Every business has assets. Whether a food truck, mobile boutique, or a traditional brick and mortar store, the assets that you possess add value to your business and contribute to your day-to-day operations.
That said, the types of assets you’ll need to manage as the owner of a mobile business will differ from those held by a traditional business. While the basic process is the same, it’s important to recognize the specifics in asset tracking for mobile businesses.
Asset Management Basics
Managing assets is a vital part of running any business. To effectively manage assets you’ll need to understand what qualifies as a fixed asset and the ultimate goal behind asset tracking and depreciation.
A fixed asset is any equipment or property that is owned by a business and intended to be placed in service for more than one year. Fixed assets add value to your business because they’re intended to be used for revenue generation or cost savings. They can also have a tremendous impact on your tax position.
It’s important for businesses, especially those that are mobile, to track the value of their resources over time and account for things like wear and tear, damage, or loss.
Because the value of equipment and property will change over time, the assets owned by a business will depreciate in value. The type of asset will determine how quickly an asset depreciates in value. For example, computer equipment depreciates at a faster rate than a vehicle due to the rapid changes in technology and frequency of use associated with each type of asset.

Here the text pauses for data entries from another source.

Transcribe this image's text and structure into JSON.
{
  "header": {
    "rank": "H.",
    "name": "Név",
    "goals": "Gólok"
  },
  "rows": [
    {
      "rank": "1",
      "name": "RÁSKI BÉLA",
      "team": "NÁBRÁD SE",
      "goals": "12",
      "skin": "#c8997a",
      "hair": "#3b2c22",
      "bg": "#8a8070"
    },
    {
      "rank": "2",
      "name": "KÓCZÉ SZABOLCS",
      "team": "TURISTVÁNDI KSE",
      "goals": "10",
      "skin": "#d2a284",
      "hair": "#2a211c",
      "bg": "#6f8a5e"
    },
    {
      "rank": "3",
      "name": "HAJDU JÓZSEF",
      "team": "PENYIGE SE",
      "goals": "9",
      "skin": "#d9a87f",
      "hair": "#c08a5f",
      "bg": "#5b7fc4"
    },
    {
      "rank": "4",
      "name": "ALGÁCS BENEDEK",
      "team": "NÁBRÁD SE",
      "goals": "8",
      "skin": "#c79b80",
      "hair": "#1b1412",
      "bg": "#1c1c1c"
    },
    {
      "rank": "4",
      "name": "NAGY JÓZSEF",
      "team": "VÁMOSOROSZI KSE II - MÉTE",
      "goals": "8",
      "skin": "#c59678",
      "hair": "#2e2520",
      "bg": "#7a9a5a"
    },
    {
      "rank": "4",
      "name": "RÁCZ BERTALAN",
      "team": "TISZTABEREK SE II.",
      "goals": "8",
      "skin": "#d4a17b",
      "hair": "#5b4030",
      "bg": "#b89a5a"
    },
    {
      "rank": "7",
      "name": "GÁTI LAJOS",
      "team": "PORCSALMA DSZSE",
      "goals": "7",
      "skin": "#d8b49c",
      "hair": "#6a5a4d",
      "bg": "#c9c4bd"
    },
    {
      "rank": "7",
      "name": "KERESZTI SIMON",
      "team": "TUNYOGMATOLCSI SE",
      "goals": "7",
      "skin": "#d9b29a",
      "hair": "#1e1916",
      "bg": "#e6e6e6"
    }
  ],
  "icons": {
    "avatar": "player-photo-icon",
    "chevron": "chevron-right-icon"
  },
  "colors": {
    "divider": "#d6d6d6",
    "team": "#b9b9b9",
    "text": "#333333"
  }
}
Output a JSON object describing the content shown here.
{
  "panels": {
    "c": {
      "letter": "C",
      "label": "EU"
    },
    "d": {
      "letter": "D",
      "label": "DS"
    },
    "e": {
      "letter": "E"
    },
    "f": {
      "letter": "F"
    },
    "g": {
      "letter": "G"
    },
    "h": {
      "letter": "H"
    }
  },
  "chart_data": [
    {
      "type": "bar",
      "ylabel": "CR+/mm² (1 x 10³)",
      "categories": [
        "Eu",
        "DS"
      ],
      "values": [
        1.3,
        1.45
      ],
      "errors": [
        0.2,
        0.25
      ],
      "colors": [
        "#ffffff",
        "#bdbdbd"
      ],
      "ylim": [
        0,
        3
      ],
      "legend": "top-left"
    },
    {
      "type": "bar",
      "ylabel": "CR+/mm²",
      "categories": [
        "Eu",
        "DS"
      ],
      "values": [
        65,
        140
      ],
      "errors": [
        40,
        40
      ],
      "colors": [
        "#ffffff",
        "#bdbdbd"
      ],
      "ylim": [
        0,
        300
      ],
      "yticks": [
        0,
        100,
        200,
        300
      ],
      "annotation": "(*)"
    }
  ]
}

There are different types of schedules and formulas used to calculate asset depreciation, but the key is to apply a strict method of assessing the value of the assets a business owns. It’s important to maintain accuracy because it allows businesses to spread out deductions for the cost of expensive equipment over the amount of time that equipment is expected to be in use.
Assets to Track
For mobile businesses, tracking assets and implementing a depreciation schedule can help business owners stay on top of their expenses, maintain an accurate balance sheet, and simplify tax reporting.
Of course, not all mobile businesses are the same, so there will always be some variables at play regarding what assets you’ll need to track. Here are some common fixed assets for mobile businesses:
Vehicle & repairs
Kitchen equipment (for food trucks)
After you identify the fixed assets you own, you’ll want to assign a depreciation schedule and begin tracking each asset’s value to your business.
Ask for Help
If the idea of tracking your assets and implementing depreciation schedules makes you nervous, consider enlisting the help of an accountant. Your accountant can help you manage your assets and produce accurate financial statements. They can also help you account for any renovations or repairs that increase the value of your assets, such as remodeling your vehicle.
Managing the assets you own is an important part of running your own mobile business. Properly depreciating the value of your assets will help you more accurately file tax returns and determine the best time to purchase future equipment.